Violences policières sur mineurs, le rapport qui fait mal

La commission nationale de déontologie de la sécurité (CNDS) a rendu, ce mardi, son rapport 2008. Cette autorité administrative indépendante est chargée de recueillir les plaintes pour manquement à la déontologie des policiers, gendarmes ou surveillants de prison. En 2008, elle a traité 147 dossiers, un chiffre en augmentation de 25,6% par rapport à 2007.

1897642707.jpgMenottages abusifs et fouilles à nu

La CNDS cite, entre autres, « des menottages abusifs, le trop grand recours des fouilles à nu et la durée excessive des gardes à vue » de la part des policiers et des gendarmes. Mais attention, le rapport du CNDS ne traite pas de faits généraux mais de cas particuliers dus aux plaintes. « Même si le nombre de dossiers traités par la CNDS est infime, il faut quand même comprendre les causes de ces manquements » explique Yannick Danio porte-parole du syndicat UNSA-police, « de plus à chaque fois qu’un policier est mis en cause, il fait l’objet d’enquête interne et/ou judiciaire ».

Quelques exemples

Le 12 février dernier, un enfant de 9 ans, en classe de CM1, a été arrêté dans son école du XVIIIe arrondissement de Paris. Dans la foulée, deux policiers l’ont emmené au poste où il a été entendu seul pendant une heure avant que sa mère ne puisse le rejoindre. Le garçonnet a ensuite été placé en cellule au commissariat avec l’avertissement que, s’il continuait, il y finirait. Au total, sa garde à vue aura duré quatre heures. La cause ? L’écolier était suspecté d’avoir giflé une camarade de classe.

Autre fait marquant de cette enquête, le traitement des jeunes en situation irrégulière. Pour exemple, la commission cite le placement en rétention d’un bébé de un mois avec sa mère puis leur abandon, en pleine nuit, sans assistance, après une décision de remise en liberté.
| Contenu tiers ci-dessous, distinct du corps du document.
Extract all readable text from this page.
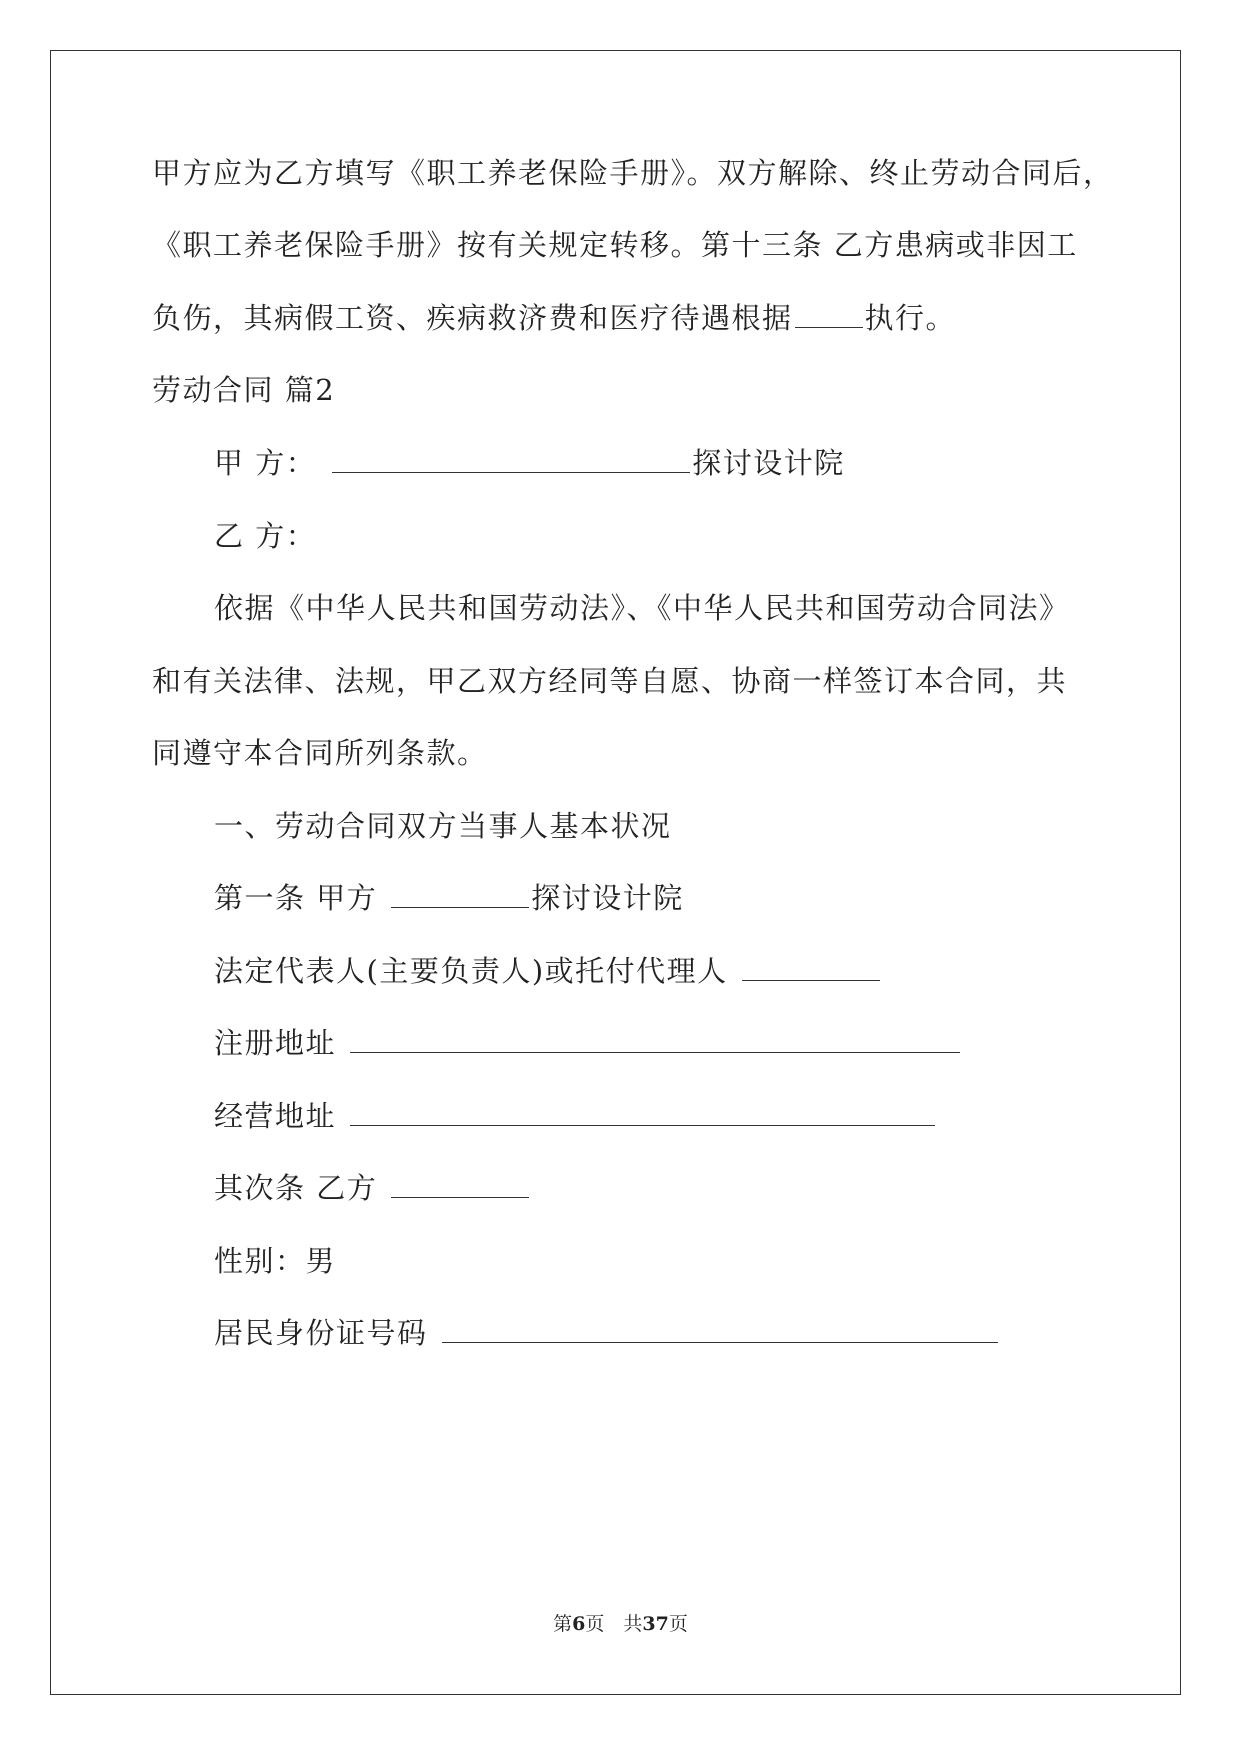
甲方应为乙方填写《职工养老保险手册》。双方解除、终止劳动合同后，
《职工养老保险手册》按有关规定转移。第十三条 乙方患病或非因工
负伤，其病假工资、疾病救济费和医疗待遇根据 执行。
劳动合同 篇2
甲 方：	探讨设计院
乙 方：
依据《中华人民共和国劳动法》、《中华人民共和国劳动合同法》
和有关法律、法规，甲乙双方经同等自愿、协商一样签订本合同，共
同遵守本合同所列条款。
一、劳动合同双方当事人基本状况
第一条 甲方	探讨设计院
法定代表人(主要负责人)或托付代理人
注册地址
经营地址
其次条 乙方
性别：男
居民身份证号码
第6页　共37页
« La France ne doit en aucun cas faire perdre de vue aux forces de sécurité qu’un mineur, même délinquant, même dangereux, est toujours une personne vulnérable », s’emporte la CNDS, qui adresse plusieurs recommandations aux policiers, comme le fait d’être attentif à ne pas choquer les enfants des personnes interpellées lorsqu’ils sont présents au moment des faits.

Elle préconise également de limiter les gardes à vue de mineurs, d’éviter toute intervention en milieu scolaire ainsi que les contrôles d’identité systématiques dans les banlieues pauvres, où les incidents lors de ces procédures dégénèrent fréquemment.

564763980.jpgLes infractions des mineurs en augmentation

Parallèlement, pour la première fois, la CNDS a également publié une étude recensant 60 cas depuis 2000 d’ »exemples de violences illégitimes » sur les mineurs. Elle fustige les fouilles injustifiées ou encore « des recours excessifs » à la force lors d’une interpellation. Néanmoins, le ministère de l’Intérieur souligne que « les infractions des mineurs sont de plus en plus violentes et sont en constantes augmentations ».

« On doit faire du chiffre »

Des actes qui s’expliquent par « un manque de temps » selon David Barbas du Syndicat national des officiers de police (SNOP) « on doit faire du chiffre. Les policiers sont à bout de nerfs ». Une raison également évoquée par Yannick Danio du syndicat UNSA-police : « Les policiers ne sont pas les seuls juges sur une affaire publique, ils ont des quotas à respecter » et d’insister « l’administration policière manque de formation continue et de suivi psychologique ».

Comment saisir la CNDS ?

Il n’est pas possible de s’adresser directement à la CNDS. La réclamation doit être transmise à un député ou à un sénateur. Toute personne, de nationalité française ou étrangère qui estime avoir été victime ou témoin de faits constituant un manquement aux règles de déontologie de la sécurité peut demander qu’ils soient portés à la connaissance de la CNDS.

Sources : Metro et France Soir
Photo : Marc Ollivier, Ouest France et France Soir

One Reply to “Violences policières sur mineurs, le rapport qui fait mal”

  1. ramses Post author

    C’est la politique du « chiffre » et des « quotas » qui conduit à ces dérives… Mais aussi les actes de délinquence qui impliquent des mineurs de plus en plus jeunes (cf. la récente attaque d’un fourgon blindé).

    La même chose va se produire dans la Santé. Les médecins sont priés de réfléchir à la rentabilité avant de soigner un patient… Selon que vous serez jeune et plein d’avenir, vous aurez de meilleurs soins que si vous êtes retraité ou marginal… Toutefois, si vous disposez d’une carte de crédit bien alimentée, on vous accueillera avec joie à l’Hôpital américain de Neuilly.